Year of Publication



Martin School of Public Policy and Administration

Executive Summary

In the past few decades state corporate income tax policy and coordination/harmonization of corporate income taxes have been regularly discussed in the tax policy literature. The reason for this level of attention is that capital is assumed to be highly mobile across nations or unions with multiple jurisdictions with differential corporate tax rates (Bucovetsky, 1991; Cnossen, 2003; Frey & Eichenberger, 1996; Gordon, 1983; Isard, 1990; Keen & Marchand, 1997). Further, much of the literature focuses on states’ “race to the bottom” in terms of corporate income taxation or incentives to base capital in their jurisdictions, and the tendency for this race/competition to cause inefficient levels of public services to be provided (Black & Hoyt, 1989; Bucovetsky, 1991; Edwards & Keen, 1995; Frey & Eichenberger, 1996; Keen & Marchand, 1997; Oates, 1972; Rushton 2000; Wilson, 1995, 1999). This has mainly to do with the fact that reductions in corporate income tax levels lower the revenues of local governments in a union or federal republic, though reliance on this revenue source varies across jurisdictions (Cnossen, 2003; Gordon, & Wilson, 1986; Wildasin, 1999; Zodrow, 2003).

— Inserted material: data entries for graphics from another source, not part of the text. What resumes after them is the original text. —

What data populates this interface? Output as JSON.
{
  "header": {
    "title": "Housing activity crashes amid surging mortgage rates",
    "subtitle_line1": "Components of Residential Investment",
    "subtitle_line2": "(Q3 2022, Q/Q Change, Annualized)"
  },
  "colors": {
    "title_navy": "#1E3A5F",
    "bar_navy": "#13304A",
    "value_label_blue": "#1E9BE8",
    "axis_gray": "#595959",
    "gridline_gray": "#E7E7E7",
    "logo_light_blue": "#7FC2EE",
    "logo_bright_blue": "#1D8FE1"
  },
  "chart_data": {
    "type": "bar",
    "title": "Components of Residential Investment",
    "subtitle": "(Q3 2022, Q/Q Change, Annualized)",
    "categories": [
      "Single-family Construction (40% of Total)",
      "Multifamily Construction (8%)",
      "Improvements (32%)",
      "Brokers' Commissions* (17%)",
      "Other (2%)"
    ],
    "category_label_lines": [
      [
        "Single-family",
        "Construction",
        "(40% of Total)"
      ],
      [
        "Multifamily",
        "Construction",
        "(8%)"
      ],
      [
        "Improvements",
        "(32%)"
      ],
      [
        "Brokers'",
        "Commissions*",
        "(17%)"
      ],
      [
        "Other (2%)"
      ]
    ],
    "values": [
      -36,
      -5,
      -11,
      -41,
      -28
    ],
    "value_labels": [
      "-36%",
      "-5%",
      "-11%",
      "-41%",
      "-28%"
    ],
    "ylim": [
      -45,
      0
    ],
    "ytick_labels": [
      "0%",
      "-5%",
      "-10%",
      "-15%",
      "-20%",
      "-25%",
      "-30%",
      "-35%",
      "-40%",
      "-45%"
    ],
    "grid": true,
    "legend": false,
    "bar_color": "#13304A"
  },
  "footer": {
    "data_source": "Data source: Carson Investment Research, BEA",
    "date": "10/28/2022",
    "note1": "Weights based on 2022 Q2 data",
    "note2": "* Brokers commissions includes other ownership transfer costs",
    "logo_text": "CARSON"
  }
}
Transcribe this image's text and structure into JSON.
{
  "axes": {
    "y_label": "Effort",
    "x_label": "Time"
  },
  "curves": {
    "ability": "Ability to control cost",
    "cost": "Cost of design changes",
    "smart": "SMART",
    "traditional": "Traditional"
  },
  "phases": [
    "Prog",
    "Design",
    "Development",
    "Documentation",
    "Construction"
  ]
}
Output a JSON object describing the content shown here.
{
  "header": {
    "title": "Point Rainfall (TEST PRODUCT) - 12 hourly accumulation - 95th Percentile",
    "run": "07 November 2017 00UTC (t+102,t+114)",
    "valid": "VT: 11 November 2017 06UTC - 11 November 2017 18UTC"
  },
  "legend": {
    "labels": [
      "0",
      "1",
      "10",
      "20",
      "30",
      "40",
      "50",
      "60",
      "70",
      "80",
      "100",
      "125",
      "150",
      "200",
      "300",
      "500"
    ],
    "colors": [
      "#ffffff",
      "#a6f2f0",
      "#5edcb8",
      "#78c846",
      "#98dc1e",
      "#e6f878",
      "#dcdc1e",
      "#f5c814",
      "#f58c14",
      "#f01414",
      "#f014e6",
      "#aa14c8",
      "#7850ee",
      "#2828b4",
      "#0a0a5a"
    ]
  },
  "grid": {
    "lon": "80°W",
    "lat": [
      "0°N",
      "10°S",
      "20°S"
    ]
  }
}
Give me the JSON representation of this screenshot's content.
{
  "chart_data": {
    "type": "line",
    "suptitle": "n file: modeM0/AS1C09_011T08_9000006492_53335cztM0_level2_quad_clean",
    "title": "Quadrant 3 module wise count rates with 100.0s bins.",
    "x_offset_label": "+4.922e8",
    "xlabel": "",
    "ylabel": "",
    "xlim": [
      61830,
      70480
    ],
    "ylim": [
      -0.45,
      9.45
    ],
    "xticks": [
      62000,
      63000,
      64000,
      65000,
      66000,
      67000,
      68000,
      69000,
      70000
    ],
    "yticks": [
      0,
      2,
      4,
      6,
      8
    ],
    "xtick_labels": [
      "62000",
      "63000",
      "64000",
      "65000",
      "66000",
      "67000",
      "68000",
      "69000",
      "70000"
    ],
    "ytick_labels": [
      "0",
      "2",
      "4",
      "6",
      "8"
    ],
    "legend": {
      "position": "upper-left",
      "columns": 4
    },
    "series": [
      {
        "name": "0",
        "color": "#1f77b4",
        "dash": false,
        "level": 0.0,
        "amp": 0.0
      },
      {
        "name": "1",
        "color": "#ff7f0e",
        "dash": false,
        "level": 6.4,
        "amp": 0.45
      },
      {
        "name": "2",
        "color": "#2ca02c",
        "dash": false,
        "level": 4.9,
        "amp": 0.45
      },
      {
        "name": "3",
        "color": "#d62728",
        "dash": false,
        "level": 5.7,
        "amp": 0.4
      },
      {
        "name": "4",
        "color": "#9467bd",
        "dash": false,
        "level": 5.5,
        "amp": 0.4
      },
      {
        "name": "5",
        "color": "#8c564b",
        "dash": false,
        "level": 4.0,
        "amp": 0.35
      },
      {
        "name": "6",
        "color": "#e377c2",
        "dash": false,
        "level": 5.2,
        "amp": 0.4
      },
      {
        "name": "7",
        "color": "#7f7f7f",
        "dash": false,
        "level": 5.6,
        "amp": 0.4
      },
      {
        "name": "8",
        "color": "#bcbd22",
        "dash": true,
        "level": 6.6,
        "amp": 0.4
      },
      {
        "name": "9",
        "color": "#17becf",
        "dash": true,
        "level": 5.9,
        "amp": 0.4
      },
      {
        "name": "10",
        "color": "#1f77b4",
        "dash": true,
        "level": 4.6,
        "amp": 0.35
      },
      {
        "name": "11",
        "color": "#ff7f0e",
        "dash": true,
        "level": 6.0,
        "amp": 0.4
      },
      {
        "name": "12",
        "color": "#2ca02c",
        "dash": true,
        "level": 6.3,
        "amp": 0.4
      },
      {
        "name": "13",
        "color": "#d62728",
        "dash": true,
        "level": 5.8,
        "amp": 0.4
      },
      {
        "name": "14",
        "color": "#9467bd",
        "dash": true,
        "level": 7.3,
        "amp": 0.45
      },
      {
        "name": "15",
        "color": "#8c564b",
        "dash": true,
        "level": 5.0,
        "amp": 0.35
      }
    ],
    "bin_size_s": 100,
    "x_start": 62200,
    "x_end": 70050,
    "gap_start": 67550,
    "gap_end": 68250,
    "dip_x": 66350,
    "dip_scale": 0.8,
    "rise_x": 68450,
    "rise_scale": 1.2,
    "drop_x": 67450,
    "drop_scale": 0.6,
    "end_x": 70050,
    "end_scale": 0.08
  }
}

Though most of the literature has focused on the inefficiencies caused by tax competition, more recent literature has taken an opposite or more neutral stance on the subject. Multiple scholars have found either inconclusive or positive benefits to tax coordination (Bovenberg, Cnossen & De Mooij, 2003;; Rounds, 1992; Wilson, 1995; Wilson & Wildasin, 2003, Zodrow, 2003). This paper synthesizes the current literature on the subject of state corporate tax policy and takes an empirical approach to determine what in fact drives the way in which states set corporate tax policy. Further, this paper will take an empirical approach to understand what forces create an impetus for change and which do not. This paper departs from the literature insofar as it looks at the determinants of state corporate tax policy as opposed to its consequences by looking at a number of variables from the 50 U.S. states. I propose that while tax competition is an important factor, a more straightforward answer to this question exists. That being that political considerations, in particular budgetary policy, are also important determinants of state corporate tax policy. The main questions to be answered in this analysis are: Do states adopt corporate tax rates adopted in nearby or geographically proximate states? Do states adopt corporate tax policies adopted by states with more similar characteristics? Do states consider a combination of the two? Or, do states choose a corporate tax policy with no regard to other states? Are there factors other than competition which drive changes in state corporate tax policy in a more direct fashion?